O Sudão do Sul tem o maior índice de mortalidade maternal do mundo. Não há gente treinada para fazer o parto. O governo do Canadá e Suécia iniciaram um projeto para treinar parteiras. Produzi um livro para eles sobre o projeto e faço fotos para os relatórios globais.
Também trabalho para a Oxfam. Documento o trabalho da organização para combater a fome no país. Tenho uma série de fotos com jovens. O país é muito estigmatizado. Se você olhar na internet, vai ver fome, guerra, violência, mas não é só isso. Se você vai a partes da capital, Juba, vai ver muita resiliência, pessoas sobrevivendo, seguindo em frente.
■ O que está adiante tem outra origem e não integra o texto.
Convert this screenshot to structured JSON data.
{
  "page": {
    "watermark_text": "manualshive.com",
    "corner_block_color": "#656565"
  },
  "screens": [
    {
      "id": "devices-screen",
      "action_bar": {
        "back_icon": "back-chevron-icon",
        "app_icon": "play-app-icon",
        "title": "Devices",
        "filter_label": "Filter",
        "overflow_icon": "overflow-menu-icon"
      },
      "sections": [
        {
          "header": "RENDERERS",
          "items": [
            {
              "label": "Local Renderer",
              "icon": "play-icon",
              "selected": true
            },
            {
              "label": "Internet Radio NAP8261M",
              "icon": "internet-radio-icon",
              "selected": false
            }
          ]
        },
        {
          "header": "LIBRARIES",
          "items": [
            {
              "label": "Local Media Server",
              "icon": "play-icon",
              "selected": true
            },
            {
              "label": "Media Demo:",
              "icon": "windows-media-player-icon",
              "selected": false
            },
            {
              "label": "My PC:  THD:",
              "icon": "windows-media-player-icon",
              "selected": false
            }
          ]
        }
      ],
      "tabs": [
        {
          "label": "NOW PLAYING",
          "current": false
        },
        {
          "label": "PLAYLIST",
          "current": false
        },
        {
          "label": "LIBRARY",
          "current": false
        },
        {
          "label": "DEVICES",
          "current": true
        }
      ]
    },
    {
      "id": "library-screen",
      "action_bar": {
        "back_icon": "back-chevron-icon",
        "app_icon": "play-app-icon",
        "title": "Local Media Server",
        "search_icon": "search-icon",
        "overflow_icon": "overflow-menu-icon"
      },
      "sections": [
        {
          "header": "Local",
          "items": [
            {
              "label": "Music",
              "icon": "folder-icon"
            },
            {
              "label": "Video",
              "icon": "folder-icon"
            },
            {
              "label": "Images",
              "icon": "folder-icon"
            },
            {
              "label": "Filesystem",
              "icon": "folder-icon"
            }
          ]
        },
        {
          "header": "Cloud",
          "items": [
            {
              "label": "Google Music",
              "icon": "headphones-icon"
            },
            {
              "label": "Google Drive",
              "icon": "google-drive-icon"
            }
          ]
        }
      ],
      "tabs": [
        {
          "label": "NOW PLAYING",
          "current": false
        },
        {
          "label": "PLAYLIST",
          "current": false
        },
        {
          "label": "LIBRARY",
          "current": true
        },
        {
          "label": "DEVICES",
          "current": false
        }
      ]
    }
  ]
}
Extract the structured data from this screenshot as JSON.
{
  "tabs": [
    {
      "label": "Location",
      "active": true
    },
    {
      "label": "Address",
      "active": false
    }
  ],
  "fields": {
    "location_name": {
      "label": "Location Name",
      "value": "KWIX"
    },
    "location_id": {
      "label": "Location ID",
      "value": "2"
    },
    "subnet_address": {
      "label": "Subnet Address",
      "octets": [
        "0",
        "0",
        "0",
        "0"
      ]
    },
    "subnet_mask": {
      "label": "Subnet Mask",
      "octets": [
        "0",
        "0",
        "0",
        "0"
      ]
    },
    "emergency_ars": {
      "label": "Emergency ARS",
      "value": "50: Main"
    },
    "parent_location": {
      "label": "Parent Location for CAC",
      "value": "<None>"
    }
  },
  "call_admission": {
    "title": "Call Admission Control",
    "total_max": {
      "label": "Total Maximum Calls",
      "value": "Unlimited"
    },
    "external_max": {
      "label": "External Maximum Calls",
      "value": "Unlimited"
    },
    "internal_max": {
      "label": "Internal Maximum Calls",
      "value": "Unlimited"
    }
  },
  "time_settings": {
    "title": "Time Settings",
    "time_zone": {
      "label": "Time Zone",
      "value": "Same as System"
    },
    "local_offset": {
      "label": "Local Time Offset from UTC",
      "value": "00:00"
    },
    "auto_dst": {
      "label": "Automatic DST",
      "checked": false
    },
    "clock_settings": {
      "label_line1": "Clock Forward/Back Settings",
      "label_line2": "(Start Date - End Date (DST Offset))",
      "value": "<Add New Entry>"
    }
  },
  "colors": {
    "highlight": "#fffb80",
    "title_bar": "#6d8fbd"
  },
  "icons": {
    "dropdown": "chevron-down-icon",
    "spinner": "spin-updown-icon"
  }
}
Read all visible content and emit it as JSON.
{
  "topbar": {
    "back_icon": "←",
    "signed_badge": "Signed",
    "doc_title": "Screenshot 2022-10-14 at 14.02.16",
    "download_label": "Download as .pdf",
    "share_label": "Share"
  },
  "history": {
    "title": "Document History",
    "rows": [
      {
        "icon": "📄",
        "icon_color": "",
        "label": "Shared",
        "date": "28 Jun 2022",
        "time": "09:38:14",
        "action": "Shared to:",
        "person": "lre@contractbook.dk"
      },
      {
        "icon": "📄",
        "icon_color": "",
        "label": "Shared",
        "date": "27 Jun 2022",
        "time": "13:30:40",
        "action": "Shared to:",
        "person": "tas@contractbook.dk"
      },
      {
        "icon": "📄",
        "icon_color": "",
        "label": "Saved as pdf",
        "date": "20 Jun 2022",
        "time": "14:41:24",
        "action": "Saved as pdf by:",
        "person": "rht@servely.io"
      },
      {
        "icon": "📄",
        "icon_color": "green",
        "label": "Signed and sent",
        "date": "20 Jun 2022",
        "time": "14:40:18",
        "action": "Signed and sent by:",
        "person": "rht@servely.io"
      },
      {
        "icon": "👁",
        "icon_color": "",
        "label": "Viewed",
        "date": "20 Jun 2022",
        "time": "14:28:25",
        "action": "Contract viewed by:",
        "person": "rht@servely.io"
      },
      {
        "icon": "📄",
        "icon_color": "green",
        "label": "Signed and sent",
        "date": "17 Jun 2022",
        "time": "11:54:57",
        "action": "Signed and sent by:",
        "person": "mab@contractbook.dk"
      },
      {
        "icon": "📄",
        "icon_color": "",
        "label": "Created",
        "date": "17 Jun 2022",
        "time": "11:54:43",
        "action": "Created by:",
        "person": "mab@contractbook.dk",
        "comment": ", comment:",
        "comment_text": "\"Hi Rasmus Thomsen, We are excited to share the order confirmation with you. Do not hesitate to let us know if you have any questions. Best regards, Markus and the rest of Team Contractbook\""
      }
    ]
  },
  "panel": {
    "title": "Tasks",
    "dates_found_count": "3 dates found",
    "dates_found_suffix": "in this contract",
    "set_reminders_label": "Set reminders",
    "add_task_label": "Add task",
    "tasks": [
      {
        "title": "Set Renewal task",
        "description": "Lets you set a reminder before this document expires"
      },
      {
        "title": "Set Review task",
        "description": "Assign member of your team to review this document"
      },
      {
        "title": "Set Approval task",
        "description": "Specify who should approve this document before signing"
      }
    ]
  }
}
Tenho um projeto de documentar isso para fugir do estereótipo.
Como é o processo de fazer essas imagens? Como escolhe o que vai fotografar?
Quando estou fazendo trabalhos para Oxfam ou Nações Unidas, estou criando mais para o cliente, Então sei o que eles estão esperando, para onde ela vai. Tenho que ter um cuidado ético muito grande. Primeiro tenho que me apresentar, dizer o que estou fazendo lá. O Sudão do Sul é um lugar muito hostil para fotografar, as pessoas têm medo de serem fotografadas. Uma fotografia errada pode trazer muitos problemas para uma pessoa. Geralmente, chego e converso. Não começo já com a câmera na mão. Você tem que ter um jogo de cintura enorme. Ajuda muito conversar, então aprendi um pouco das línguas locais. São 64, a diversidade étnica é enorme. Se você só aprende a brincar um pouco, perguntar como a pessoa está, isso ajuda muito.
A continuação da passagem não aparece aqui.